# Shears



## shy sheep (Jun 2, 2013)

What brand of shears do you recommend for my sheep? The are Suffolk/Hampshire cross and have thick wool. Suggestions?


----------



## Kellykidz (Jun 2, 2013)

shy sheep said:
			
		

> What brand of shears do you recommend for my sheep? The are Suffolk/Hampshire cross and have thick wool. Suggestions?


I was trying to find out this information too.  We used the shearers we got from my son's FFA teacher but they either have a dull blade or who knows.  Then we went to the local store and bought Oster A5 Golden with the larger blade and got the FFA sheep done but on the Shetland and Shetland crosses we can't get it to go.  I will post pictures of our attempts IF I get over my embarrassment.


----------



## Roving Jacobs (Jun 2, 2013)

I have the premier shears and I really like them. They're light and fit well into my small hands but powerful enough to do a small flock a day.
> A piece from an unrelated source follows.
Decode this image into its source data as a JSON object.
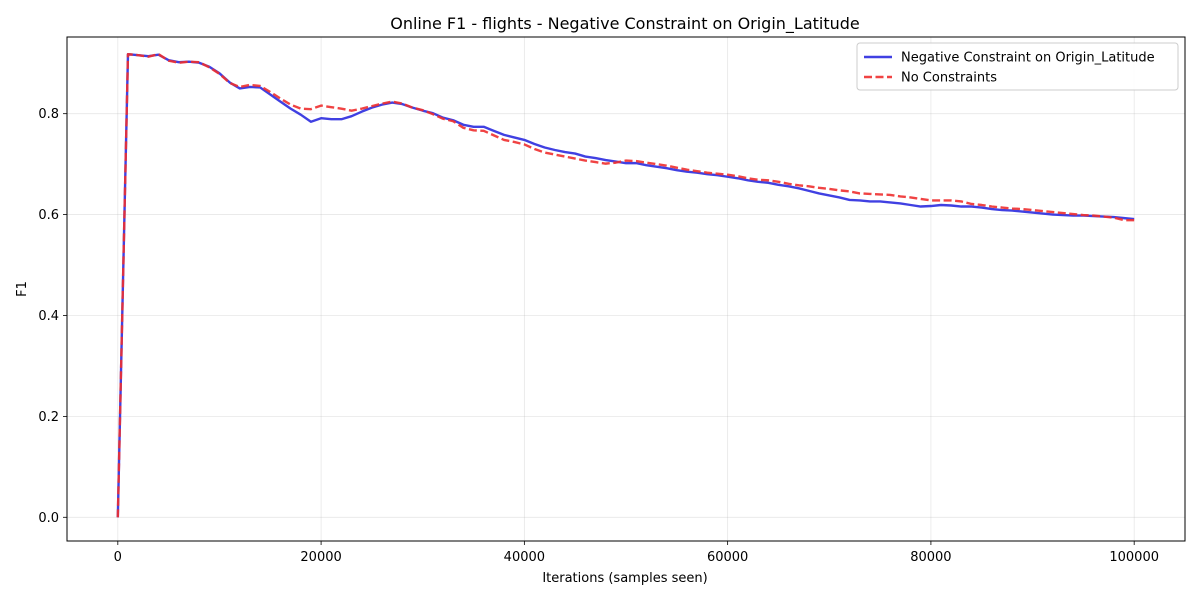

I've done a bunch of different types of sheep from fine wools to suffolks and it handled all of them with ease. The trick is learning to adjust the tension right and keeping the cutter SHARP. If you have a metal cutter you need to switch it out every couple of sheep or at least wash the grease off with hot water if you aren't a pro at shearing and able to do it quickly. I vastly prefer the ceramic cutter and that can do dozens of sheep before needing to be changed and doesn't get hot.

Kellykidz, I'm guessing you either need a new comb or cutter to do the shetlands or the tension isn't quite right. If the equipment is dull it just pulls the wool and isn't any fun for anyone.


----------